A RAID 0 array is used for the drives so that they can provide the fastest speed possible for data access, and the Thunderbolt interface offers quick transfers to and from a Mac computer. These traits are due to the target market for this device, which is anyone who works with large photos, Full HD video, and audio files in a professional fashion and needs to transfer them quickly while on location. WD is also targeting users who need storage space for 4K video. However, the utility that ships on the hard drive can be used to switch from RAID 0 to a redundant RAID 1 mode. This will halve the capacity and reduce the speed of the drive.

The model we tested has a capacity of 2TB via two 1TB drives, but WD said that a 4TB drive will also be available, and will be slightly thicker. The 2TB version is 30mm thick when you take into account the rubber feet that are supposed to grip a flat surface — they didn’t grip our office desks as much as we would have liked — and it feels solid in its construction. It has an aluminium enclosure, which helps keep the weight down, and there are vent holes at the bottom to allow some air to circulate inside.
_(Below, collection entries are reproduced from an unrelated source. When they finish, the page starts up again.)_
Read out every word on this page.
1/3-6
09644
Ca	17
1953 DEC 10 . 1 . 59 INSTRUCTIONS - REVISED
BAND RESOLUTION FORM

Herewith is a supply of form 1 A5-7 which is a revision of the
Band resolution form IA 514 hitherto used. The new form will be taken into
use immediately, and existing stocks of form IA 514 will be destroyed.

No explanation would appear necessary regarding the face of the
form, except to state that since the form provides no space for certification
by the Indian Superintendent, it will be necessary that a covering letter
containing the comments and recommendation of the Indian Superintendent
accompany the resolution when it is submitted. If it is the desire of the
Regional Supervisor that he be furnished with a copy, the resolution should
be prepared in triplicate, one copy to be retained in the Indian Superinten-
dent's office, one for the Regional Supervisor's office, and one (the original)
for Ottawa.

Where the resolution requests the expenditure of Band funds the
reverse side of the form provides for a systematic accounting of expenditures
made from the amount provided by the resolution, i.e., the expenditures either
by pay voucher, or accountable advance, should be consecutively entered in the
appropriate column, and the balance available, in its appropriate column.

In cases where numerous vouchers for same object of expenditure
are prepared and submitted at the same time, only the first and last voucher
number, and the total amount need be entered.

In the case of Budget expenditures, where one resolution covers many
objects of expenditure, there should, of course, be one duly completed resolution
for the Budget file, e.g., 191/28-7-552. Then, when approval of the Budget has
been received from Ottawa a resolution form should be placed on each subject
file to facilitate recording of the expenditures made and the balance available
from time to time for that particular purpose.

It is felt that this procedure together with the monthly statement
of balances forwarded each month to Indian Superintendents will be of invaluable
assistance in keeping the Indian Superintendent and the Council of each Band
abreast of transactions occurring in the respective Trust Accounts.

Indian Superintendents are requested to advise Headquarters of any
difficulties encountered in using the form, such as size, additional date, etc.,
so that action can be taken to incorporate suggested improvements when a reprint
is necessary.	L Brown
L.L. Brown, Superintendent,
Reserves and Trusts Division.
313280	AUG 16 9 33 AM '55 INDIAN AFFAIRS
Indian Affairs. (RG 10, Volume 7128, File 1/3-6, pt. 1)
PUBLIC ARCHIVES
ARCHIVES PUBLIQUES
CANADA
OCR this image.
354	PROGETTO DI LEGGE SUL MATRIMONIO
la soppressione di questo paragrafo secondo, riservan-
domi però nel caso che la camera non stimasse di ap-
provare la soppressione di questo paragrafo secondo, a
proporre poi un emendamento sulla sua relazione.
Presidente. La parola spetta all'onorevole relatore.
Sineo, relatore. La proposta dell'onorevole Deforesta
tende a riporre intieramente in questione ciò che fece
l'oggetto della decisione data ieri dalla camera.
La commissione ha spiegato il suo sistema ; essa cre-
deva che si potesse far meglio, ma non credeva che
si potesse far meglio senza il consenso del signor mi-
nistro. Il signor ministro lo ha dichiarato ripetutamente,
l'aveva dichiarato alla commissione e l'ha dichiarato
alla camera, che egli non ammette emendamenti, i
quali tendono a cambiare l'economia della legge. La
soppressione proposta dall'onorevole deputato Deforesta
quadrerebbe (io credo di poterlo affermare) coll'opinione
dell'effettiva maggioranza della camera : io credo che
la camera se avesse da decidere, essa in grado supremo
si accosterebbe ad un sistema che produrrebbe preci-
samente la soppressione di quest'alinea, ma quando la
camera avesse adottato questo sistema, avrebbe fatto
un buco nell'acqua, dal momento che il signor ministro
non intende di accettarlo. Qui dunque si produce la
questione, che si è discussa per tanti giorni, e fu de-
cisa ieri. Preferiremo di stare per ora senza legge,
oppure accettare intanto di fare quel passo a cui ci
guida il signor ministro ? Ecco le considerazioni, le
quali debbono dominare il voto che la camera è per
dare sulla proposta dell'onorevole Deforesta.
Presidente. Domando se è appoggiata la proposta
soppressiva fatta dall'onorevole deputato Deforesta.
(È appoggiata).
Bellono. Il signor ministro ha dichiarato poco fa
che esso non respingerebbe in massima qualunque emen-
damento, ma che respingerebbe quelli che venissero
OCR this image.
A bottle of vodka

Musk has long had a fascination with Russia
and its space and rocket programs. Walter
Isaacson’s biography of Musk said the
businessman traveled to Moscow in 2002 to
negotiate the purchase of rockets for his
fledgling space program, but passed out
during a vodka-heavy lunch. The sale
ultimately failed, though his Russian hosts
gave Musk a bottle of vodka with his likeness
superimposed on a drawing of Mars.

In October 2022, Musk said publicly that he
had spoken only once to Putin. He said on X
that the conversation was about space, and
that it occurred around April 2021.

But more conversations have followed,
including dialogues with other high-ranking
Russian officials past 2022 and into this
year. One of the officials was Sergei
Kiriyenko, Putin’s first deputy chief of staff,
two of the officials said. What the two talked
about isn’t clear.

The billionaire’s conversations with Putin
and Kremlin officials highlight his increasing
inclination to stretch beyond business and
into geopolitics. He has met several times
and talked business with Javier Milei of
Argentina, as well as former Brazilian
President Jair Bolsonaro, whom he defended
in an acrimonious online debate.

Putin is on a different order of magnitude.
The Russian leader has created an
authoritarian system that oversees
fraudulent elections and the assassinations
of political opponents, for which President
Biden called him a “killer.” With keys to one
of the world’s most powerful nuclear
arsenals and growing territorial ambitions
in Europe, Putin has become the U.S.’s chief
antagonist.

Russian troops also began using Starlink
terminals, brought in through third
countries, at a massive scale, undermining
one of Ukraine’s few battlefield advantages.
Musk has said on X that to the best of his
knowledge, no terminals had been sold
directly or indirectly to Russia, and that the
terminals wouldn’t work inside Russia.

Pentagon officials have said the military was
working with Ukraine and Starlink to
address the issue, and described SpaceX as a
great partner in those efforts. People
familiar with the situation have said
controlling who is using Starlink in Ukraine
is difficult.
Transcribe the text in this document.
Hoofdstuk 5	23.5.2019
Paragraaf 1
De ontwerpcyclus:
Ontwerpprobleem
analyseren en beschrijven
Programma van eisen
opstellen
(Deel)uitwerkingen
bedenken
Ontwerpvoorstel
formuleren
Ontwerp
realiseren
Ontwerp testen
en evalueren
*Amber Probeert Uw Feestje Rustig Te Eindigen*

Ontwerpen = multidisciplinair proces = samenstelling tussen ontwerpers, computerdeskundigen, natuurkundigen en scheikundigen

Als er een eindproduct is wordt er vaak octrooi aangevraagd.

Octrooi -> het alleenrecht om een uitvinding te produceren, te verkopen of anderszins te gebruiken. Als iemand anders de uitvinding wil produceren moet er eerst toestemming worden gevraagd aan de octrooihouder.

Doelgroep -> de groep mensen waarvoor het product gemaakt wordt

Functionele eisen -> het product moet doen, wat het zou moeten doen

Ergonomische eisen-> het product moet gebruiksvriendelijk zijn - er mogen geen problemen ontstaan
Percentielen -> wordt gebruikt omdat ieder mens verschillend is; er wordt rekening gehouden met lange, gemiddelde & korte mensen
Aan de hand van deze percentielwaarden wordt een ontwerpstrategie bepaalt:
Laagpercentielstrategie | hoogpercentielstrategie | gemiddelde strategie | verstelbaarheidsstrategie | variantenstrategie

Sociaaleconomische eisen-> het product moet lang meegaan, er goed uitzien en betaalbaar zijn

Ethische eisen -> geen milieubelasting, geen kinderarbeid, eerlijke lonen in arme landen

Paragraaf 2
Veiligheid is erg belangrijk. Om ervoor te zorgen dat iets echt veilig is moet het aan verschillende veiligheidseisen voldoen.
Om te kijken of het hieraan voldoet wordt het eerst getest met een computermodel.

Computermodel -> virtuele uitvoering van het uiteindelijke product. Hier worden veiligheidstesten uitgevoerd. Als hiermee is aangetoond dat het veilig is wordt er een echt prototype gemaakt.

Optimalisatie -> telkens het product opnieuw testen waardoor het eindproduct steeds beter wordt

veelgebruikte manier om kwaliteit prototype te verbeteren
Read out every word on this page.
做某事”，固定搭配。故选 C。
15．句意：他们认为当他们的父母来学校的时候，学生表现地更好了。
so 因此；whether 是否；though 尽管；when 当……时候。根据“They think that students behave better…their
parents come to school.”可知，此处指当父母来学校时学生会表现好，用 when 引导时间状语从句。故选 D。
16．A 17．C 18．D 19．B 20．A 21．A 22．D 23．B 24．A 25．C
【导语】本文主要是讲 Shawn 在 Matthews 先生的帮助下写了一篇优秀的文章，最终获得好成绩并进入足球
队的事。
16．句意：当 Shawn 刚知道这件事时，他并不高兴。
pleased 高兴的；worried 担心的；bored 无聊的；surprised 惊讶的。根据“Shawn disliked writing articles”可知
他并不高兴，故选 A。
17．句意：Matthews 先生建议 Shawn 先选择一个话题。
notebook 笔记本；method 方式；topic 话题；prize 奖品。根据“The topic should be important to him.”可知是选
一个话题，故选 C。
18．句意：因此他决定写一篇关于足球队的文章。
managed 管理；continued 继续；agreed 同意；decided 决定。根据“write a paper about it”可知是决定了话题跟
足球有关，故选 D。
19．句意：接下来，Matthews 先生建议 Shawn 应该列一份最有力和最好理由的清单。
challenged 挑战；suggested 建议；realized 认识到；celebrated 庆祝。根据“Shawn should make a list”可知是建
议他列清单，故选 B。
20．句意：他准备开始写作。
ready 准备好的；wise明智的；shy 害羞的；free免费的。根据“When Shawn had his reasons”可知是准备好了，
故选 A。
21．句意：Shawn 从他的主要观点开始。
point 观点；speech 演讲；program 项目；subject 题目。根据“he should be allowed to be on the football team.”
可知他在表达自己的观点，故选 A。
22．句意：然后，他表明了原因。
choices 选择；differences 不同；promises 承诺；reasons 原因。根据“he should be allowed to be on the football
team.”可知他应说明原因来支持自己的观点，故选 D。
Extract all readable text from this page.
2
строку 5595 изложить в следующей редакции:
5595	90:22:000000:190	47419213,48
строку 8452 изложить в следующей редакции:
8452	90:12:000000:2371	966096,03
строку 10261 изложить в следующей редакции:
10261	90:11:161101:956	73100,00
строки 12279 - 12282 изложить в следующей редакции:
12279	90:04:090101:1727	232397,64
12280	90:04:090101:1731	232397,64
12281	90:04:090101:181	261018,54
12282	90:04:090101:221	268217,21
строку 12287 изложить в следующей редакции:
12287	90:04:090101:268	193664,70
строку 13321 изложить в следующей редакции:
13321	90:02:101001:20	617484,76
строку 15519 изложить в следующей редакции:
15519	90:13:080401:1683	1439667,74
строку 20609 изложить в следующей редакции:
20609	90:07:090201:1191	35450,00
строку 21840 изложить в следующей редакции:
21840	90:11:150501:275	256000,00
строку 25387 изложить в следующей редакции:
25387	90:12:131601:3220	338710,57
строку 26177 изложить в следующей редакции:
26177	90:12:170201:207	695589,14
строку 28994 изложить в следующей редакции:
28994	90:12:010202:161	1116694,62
Around the sides of the drive there is a black line that looks like a ‘bumper’ the first time you see it. It’s actually the data cable for Thunderbolt, and it wraps neatly around the drive when it’s not in use, making the My Passport Pro a very neat package to carry around. The end of the cable plug in to a holder so that the connector is not always exposed.

What also makes the drive neat is the fact that it draws all its power from the data cable, too. WD said it worked with Intel and Apple to ensure that the My Passport Pro could be powered by the Thunderbolt bus, which means there is no need for an external power cable — one cable is all that’s needed. As of this writing, WD claims that its drive is the only two-drive product on the market that can be powered by the Thunderbolt connection. It had to meet stringent power requirements for the drive, making sure that it would consumer under 9W at all times.

During our tests using Blackmagic on a Mac Pro, the My Passport Pro put up rates greater than 200 megabytes per second (MBps) both for reading and writing.

Its write speed of 202.6MBps was very close to the read speed of 205.5MBps, showing the benefits that the RAID 0 array brings to these types of tasks. In real-world file transfer tests, the results were pleasing, as the real-time animated gif below shows.

It took only a few seconds for the drive to transfer a 1.28GB file from the Mac to the My Passport Pro.

The price for the 2TB version of the My Passport Pro (with model number WDBRMP0020DBK) is $500, while in New Zealand it costs $550. The 4TB version (model number WDBRNB0040DBK) costs $650, and $750 in New Zealand. As the prices indicate, it’s a drive that’s primarily aimed at professionals who need the speed and capacity, and the convenience of carrying something small that doesn’t require multiple cables, and which can easily fit into a work bag with other on-the-go gear.